Normalmente, o autismo é identificado em torno dos 5 anos. Neste trabalho, eles conseguiram perceber marcadores presentes em bebês de 2 a 6 meses de vida, que mais tarde foram diagnosticados com o transtorno. Quando a criança passa por uma intervenção antes dos 3 anos, há chances de melhora de 80% nos sintomas.
- Existe uma janela de oportunidade devido à plasticidade do cérebro da criança. Com a intervenção precoce, podemos diminuir radicalmente sintomas como a deficiência intelectual, a dificuldade de linguagem e os desafios comportamentais graves que podem tornar o autismo uma condição potencialmente devastadora - defende um dos autores, o brasileiro Ami Klin, diretor do Marcus Autism Center, nos EUA.
Mas o diagnóstico precoce é um dos principais desafios, especialmente no Brasil. Segundo informações do livro “Retratos do Autismo”, lançado pelo governo federal, estima-se que existam 1,1 milhão de autistas no país, menos de 1% da população. Só no Sudeste, são quase 500 mil, e apenas 106 instituições de tratamento, que atendem 3.280 pessoas - seriam necessárias quase 40 mil unidades para atender a todos.
O novo estudo publicado na "Nature" investigou dois grupos de recém-nascidos: um com alto e outro com baixo risco de desenvolver o espectro autista, grupo integrado pelo que antes era conhecido como síndromes de Asperger, de Rett, desintegrativa da infância e o autismo clássico. Como há fatores genéticos relacionados, os recém-nascidos com alto risco tinham algum irmão já diagnosticado com o transtorno, o que aumenta as chances em até 20 vezes.
Do nascimento aos 3 anos
Os participantes foram acompanhados desde o nascimento até os 3 anos por meio da tecnologia de eye tracking (técnica de acompanhamento do movimento ocular), numa versão adaptada para recém-nascidos. A ideia era coletar dados sobre como eles respondiam a estímulos sociais.
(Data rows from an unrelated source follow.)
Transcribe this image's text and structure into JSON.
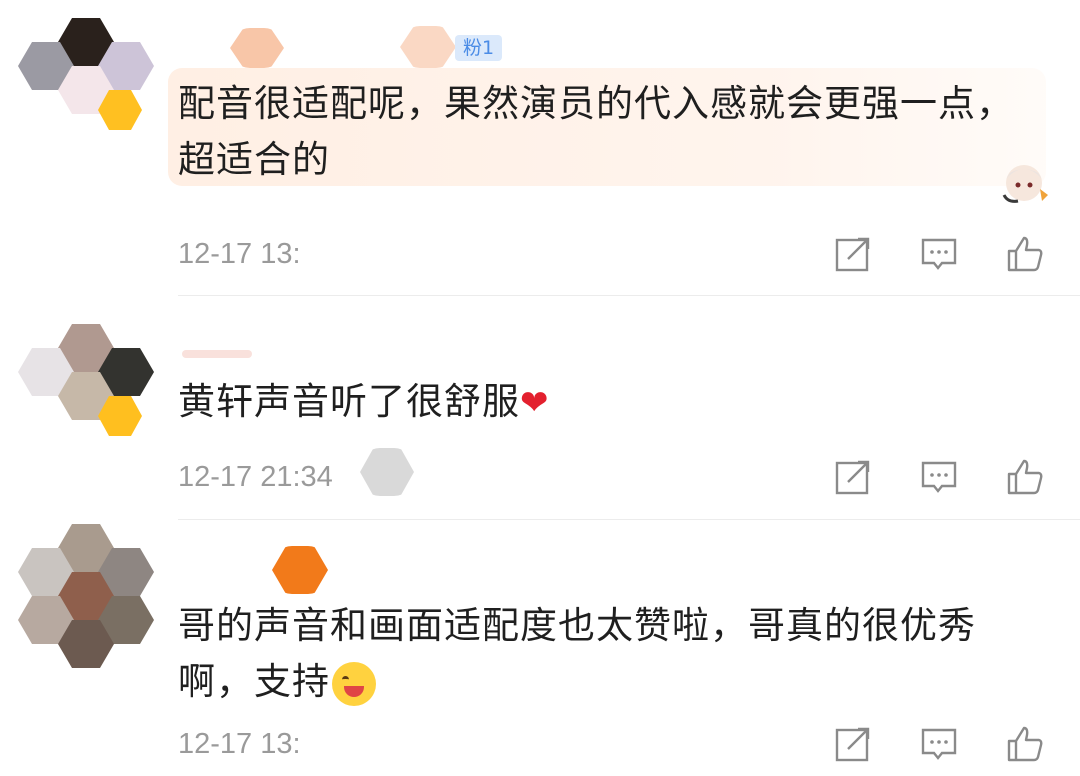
{
  "comments": [
    {
      "text": "配音很适配呢，果然演员的代入感就会更强一点，\n超适合的",
      "time": "12-17 13:",
      "badge": "粉1"
    },
    {
      "text": "黄轩声音听了很舒服",
      "emoji": "❤",
      "time": "12-17 21:34"
    },
    {
      "text": "哥的声音和画面适配度也太赞啦，哥真的很优秀\n啊，支持",
      "time": "12-17 13:"
    }
  ],
  "icons": {
    "share": "share-icon",
    "reply": "comment-icon",
    "like": "thumbs-up-icon"
  },
  "colors": {
    "text": "#1f1f1f",
    "meta": "#9a9a9a",
    "heart": "#e3202e",
    "badge": "#4b8ce6"
  }
}
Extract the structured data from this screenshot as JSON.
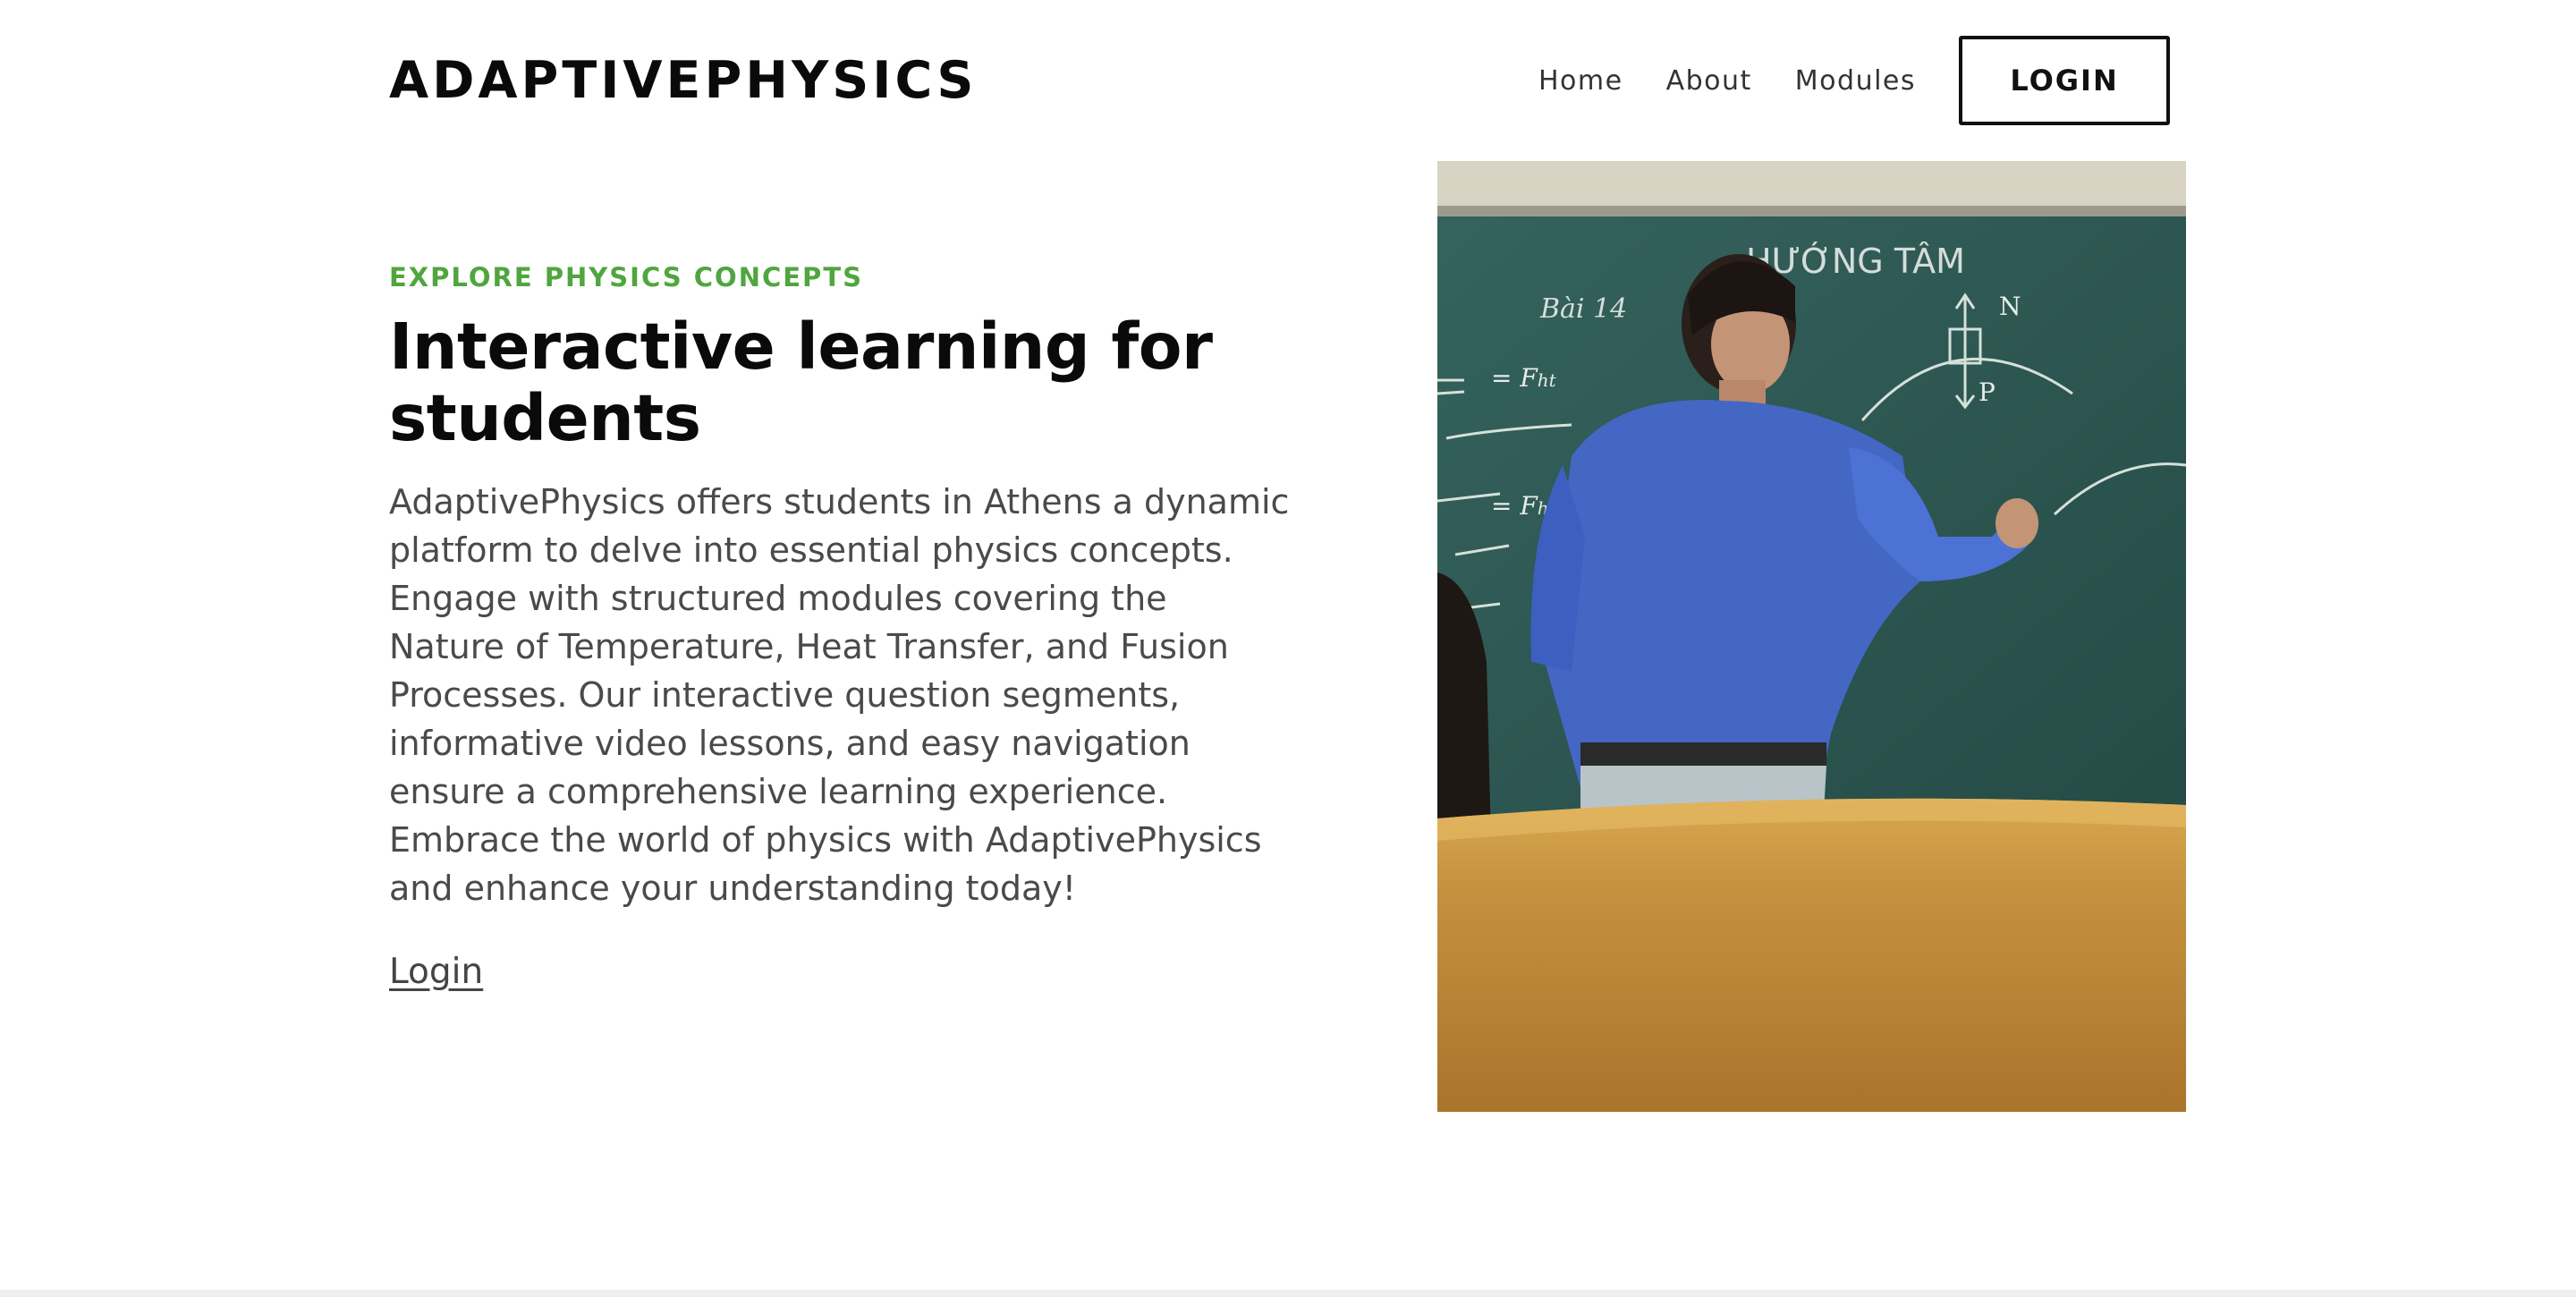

Aos 3 anos, as crianças passaram por avaliação médica. Aqueles diagnosticados com autismo já mostravam um declínio de atenção para o olhar de outras pessoas desde os dois meses.
- O que nos surpreendeu foi que, embora as mudanças já estivessem em curso, observamos mais capacidade de olhar nos olhos do que esperávamos ver em recém-nascidos depois de diagnosticados com autismo - diz Warren Jones, professor da Universidade de Emory.
Estes resultados não são visíveis a olho nu e requerem tecnologia especializada e medições repetidas ao longo dos meses. Não adianta pais tentarem fazer o teste sem o auxílio do aparato, ressaltam os cientistas:
- E eles não deveriam se preocupar se o recém-nascido não olha nos olhos o tempo todo.
Antes de engatinhar ou andar, os bebês já exploram o mundo intensamente com o olhar: de rostos, corpos e objetos, assim como os olhos de outras pessoas. Um processo que prepara o terreno para o crescimento do cérebro.
- Acho o estudo interessantíssimo, e ele seria ótimo do ponto de vista terapêutico, pois sabemos que quanto antes começarmos as terapias, melhor o resultado. Só temos a ganhar com um diagnóstico precoce - avaliou o professor Universidade da Califórnia, em San Diego (EUA), o brasileiro Alysson Muotri, especialista na área.
Para Muotri, o próximo desafio é baratear o custo do equipamento para garantir o acesso a consultórios pediátricos. Ele ressaltou a participação do pesquisador brasileiro na pesquisa dos Estados Unidos:
- Se houvesse um centro de excelência para estudos no autismo no Brasil poderíamos atrair esses pesquisadores de volta para nosso país, favorecendo nossos pacientes.
O próximo passo é expandir a pesquisa com mais crianças e combinar as medições de eye tracking com exames do desenvolvimento cerebral e expressão gênica.